Я хвать рукой в карман. Что за дьявольщина: горсть серебра да золота!
— А на шее что у тебя?
Гляжу в зеркало: на шее–то красный воротник! А вахмистр смеется, треплет меня по плечу:
— Ну, что, кто прав? Да что ты нос на квинту повесил. Полно, дружище. Korf hoch! (Голову вверх!) Из тебя еще выйдет лихой кавалерист, на параде все красавицы наши на тебя заглядятся.
А мне, женатому человеку, какое уж до них дело! Каково, брат, положенье–то?
Ломоносов сделал небольшую паузу, чтобы промочить пивом горло.
— Положенье незавидное, хуже, почитай, даже крепостного, — согласился Самсонов. — Но неужели ты так им сейчас и дался?
— А что ж я, один и безоружный, мог поделать против воинской силы? По жестоком на теле наказании в кандалы бы еще только заковали. Пришлось показать вид, что покорился. И погнали нас, рекрутов, в прусскую крепость Везель затем, чтобы мы не дали тяги. Надзор за нами был установлен строгий, а за мной тем наипаче.
— Но ты все–таки улизнул?
— Улизнул, но и теперь еще, как вспомню, мурашки по телу бегают. Первым делом надо было их бдительность усыпить. Притворился я, что службой зело доволен, и стали присматривать за мной уже полегче. Но выбраться на волю было не так–то просто: вокруг крепости были два вала и два рва, валы превысокие, а рвы преглубокие и наполнены водой. За вторым рвом еще частокол и палисадник, а на первом валу расхаживают часовые под ружьем: только сунься — уложат наповал. Выбрал я ночку темную, безлунную, выждал, пока товарищи мои в карауле не заснули крепким сном, и стал тихонько одеваться, одевшись же, выскользнул за дверь. От караулки до вала было недалеко. Добрался я незамеченный до вала. За теменью часовых наверху не видать, слышу только, как шагают они по валу, как бряцают оружием и перекликаются. Господи, благослови! Влез я к ним на вал, ползком меж двух часовых спустился в первый ров и вплавь добрался до второго вала. Тем же порядком перебрался и через второй вал, через второй ров на контрэскарп (противоположный откос рва).
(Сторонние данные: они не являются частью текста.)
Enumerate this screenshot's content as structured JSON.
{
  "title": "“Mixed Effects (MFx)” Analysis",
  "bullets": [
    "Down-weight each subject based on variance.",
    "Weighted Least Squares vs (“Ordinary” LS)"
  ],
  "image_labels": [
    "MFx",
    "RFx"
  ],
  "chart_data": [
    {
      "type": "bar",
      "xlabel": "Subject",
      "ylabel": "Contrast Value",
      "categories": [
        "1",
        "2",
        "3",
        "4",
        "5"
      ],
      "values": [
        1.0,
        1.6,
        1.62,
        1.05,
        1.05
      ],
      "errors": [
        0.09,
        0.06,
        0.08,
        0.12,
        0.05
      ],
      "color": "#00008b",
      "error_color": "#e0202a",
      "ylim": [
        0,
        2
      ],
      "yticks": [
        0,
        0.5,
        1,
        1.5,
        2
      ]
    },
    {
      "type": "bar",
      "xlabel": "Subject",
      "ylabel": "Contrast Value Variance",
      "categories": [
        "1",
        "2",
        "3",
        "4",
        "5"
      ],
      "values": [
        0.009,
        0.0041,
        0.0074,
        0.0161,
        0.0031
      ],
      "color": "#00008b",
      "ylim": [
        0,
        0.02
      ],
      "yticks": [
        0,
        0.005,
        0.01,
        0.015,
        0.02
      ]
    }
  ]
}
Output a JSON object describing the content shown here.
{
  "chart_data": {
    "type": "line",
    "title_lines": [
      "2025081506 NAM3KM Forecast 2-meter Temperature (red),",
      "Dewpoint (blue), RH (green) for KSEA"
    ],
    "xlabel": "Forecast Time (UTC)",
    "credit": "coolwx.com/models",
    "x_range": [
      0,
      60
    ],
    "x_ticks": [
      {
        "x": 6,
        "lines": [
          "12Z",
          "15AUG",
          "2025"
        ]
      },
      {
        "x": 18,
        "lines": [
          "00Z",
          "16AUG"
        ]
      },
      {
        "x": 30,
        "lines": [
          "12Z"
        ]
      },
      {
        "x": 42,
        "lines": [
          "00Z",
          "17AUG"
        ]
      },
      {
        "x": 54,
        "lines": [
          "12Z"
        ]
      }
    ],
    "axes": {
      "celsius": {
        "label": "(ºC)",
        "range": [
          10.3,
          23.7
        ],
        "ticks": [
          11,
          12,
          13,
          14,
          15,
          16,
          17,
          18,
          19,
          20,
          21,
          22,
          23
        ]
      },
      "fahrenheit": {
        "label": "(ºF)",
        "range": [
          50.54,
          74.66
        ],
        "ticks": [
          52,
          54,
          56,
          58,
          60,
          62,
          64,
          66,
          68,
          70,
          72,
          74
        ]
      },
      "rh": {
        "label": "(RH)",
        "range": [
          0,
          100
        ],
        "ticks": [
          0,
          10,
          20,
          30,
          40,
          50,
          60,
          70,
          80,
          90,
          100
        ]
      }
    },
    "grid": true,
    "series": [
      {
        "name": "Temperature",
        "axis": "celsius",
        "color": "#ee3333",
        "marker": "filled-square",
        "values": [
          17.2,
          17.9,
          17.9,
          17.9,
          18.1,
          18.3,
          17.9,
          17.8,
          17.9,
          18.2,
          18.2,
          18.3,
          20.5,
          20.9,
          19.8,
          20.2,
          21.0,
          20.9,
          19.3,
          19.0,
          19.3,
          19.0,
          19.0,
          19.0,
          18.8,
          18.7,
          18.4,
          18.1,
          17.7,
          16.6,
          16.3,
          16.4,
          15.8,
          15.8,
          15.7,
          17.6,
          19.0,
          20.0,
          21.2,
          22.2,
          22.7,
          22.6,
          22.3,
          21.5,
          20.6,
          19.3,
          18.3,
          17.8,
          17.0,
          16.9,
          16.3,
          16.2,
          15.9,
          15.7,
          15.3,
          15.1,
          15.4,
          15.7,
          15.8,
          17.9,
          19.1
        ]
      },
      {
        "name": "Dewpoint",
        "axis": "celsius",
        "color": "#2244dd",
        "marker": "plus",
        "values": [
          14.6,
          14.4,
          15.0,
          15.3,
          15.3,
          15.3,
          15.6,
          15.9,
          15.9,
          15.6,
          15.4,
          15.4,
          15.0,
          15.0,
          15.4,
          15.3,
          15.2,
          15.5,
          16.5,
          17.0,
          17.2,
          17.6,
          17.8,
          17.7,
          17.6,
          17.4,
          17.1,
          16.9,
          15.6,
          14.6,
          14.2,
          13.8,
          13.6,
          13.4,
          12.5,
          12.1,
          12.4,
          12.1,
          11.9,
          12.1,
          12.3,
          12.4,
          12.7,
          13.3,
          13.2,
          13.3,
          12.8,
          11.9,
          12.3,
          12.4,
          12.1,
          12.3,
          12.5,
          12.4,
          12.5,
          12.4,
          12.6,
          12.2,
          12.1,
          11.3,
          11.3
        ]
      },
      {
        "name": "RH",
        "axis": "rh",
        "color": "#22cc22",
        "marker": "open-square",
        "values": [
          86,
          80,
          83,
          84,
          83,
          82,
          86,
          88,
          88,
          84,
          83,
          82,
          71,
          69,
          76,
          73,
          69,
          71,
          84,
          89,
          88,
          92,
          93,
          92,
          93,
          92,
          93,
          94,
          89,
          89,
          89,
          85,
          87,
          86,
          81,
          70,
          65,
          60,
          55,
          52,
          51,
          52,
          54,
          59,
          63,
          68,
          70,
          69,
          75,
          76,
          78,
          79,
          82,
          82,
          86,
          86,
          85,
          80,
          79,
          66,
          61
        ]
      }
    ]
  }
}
Платье на мне промокло до костей, — хоть выжми, но главная опасность была все–таки уже позади. Передохнув, я перелез через частокол в палисадник, а оттуда в открытое поле.
До гессенской границы от крепости было верст восемь. Там, в чужой земле, пруссаки меня не смели уже тронуть. [42] Но не сделал я еще и двух верст, как из крепости за мною пушечный выстрел: бум! Это означало: «дезертир». А дезертир не жди уже пардона: в двадцать четыре часа расстреляют. Впереди же у меня еще целых шесть верст, добегу ли? Между тем на востоке стало уже светать, скоро и народ поднимется со сна, увидит бегущего и сцапает… Страх окрылил меня, лечу вперед без оглядки. Наконец–то граница! Как сноп повалился я в траву: дыханья уже не хватило…
42
До 1871 года, когда создалась Германская империя, Германия состояла из множества государств, совершенно независимых друг от друга.